The first thing you need to understand about all of this is that some political pundits don’t like polling analyst Nate Silver (above). They don’t appreciate how he uses mathematical analysis to read the political tea leaves while they depend on non-scientific analysis based largely on their schmoozing with supposedly knowledgable sources.
Silver seems to think most pundits are full of crap. And, of course, he made a lot of them look bad when he correctly predicted the outcome of presidential balloting in each of the 50 states while they promoted the neck-and-neck meme to the very end.
Shortly before the election, Politico.com carried a piece that dismissed Silver as a flash in the plan and envisioned him looking like a fool if Mitt Romney won the contest.
That’s background enough for you to appreciate THIS:
New York Times polling guru Nate Silver took aim at Politico’s brand of reporting on Friday, saying the Washington-based news outlet covers politics like sports but “not in an intelligent way at all.”
Reflecting on Politico’s pre-election criticism of his FiveThirtyEight model, Silver told Grantland’s Bill Simmons on his “B.S. Report” podcast:
What was remarkable to me is that you had some, like, journalist for, um, Politico, or something … who, like, tweeted … ‘All Nate’s doing is averaging polls and counting electoral votes?’ … ‘That’s the secret sauce?’ It’s like, well, yeah, and the fact that you can’t comprehend that very basic thing … that says more about you than, than about me, right?”
The tweet Silver is referring to came from Politico’s Jonathan Martin, and actually reads: “Avert your gaze, liberals: Nate Silver admits he’s simply averaging public polls and there is no secret sauce.” Martin linked to a piece by his Politico colleague Dylan Byers, who wrote the definitive piece of Silver skepticism during the 2012 cycle. In the piece — headlined “Nate Silver: One-term celebrity?” — Byers considered the possibility of Silver’s star power dimming if Mitt Romney became president.

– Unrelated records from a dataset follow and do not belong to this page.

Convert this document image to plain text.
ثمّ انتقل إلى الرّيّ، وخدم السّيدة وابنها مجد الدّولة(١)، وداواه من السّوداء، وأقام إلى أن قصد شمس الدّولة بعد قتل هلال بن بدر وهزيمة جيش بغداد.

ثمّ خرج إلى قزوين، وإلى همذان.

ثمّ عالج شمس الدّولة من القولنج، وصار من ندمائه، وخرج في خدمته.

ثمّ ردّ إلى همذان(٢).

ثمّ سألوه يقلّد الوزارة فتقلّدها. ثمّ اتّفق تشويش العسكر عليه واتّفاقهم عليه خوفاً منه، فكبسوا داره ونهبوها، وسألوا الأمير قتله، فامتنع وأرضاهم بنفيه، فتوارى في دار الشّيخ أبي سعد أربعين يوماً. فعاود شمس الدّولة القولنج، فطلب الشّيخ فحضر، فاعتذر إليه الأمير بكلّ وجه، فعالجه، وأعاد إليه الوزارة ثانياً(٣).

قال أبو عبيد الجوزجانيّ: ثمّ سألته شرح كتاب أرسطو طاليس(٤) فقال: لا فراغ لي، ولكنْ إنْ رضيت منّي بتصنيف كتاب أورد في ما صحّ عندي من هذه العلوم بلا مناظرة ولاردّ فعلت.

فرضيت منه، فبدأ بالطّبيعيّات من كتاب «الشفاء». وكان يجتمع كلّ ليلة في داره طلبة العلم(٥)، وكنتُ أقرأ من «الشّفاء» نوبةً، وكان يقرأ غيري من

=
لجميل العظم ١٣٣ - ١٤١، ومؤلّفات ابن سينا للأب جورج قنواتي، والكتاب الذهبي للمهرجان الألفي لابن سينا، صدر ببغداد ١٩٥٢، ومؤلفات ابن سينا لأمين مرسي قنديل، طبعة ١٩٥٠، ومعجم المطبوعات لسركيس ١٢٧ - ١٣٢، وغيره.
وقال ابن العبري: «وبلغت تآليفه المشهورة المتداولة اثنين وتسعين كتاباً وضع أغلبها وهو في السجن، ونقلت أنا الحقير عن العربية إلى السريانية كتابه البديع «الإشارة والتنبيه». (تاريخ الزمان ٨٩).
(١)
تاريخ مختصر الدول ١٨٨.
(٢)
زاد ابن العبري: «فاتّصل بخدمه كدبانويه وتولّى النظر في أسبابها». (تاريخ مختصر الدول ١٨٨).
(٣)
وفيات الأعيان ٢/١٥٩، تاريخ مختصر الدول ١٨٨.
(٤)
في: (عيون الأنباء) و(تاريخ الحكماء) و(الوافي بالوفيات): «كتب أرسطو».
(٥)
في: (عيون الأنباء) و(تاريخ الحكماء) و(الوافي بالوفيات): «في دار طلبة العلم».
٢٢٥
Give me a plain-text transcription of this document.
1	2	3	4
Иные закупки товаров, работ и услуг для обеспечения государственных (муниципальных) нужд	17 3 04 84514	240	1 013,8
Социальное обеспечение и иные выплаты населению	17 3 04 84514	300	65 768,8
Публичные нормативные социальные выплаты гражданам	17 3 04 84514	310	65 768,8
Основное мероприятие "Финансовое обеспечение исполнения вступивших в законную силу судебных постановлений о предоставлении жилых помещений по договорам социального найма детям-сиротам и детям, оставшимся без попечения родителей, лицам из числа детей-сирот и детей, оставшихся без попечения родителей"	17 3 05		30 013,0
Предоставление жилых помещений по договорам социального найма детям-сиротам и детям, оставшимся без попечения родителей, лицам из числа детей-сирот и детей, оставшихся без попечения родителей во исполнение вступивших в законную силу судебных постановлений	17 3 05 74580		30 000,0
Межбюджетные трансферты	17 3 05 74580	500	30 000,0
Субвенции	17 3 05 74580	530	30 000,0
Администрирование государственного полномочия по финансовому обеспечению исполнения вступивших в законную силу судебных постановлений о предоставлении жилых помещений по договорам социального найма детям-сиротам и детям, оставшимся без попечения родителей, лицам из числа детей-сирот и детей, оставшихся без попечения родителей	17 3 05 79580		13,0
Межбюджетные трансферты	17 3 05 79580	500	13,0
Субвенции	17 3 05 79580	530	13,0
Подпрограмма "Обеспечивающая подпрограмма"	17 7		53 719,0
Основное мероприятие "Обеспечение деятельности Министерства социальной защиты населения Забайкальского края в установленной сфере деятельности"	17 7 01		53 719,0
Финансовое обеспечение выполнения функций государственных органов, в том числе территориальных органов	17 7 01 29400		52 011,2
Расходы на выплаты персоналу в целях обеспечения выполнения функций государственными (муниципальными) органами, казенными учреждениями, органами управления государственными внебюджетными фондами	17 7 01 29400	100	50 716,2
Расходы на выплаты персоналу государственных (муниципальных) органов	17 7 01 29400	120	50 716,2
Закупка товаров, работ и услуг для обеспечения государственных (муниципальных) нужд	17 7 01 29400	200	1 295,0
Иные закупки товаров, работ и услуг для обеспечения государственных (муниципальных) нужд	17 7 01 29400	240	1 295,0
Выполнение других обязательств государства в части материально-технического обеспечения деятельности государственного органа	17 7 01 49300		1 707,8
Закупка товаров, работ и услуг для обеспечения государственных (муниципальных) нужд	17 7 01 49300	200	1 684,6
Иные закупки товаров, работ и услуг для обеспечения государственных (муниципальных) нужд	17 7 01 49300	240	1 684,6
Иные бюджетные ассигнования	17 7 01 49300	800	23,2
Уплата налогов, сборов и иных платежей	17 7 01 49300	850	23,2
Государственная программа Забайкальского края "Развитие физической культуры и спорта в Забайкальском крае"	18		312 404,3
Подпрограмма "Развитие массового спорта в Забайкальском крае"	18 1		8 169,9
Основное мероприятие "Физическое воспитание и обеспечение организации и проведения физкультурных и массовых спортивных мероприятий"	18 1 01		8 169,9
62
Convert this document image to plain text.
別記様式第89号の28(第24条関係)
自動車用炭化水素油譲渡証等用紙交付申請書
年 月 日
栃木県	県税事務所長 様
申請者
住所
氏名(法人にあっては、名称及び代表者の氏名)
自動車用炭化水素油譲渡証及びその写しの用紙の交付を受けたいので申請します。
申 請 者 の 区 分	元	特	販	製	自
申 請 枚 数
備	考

“Prediction is the name of Silver’s game, the basis for his celebrity,” Byers wrote in late October. “So should Mitt Romney win on Nov. 6, it’s difficult to see how people can continue to put faith in the predictions of someone who has never given that candidate anything higher than a 41 percent chance of winning (way back on June 2) and — one week from the election — gives him a one-in-four chance, even as the polls have him almost neck-and-neck with the incumbent.”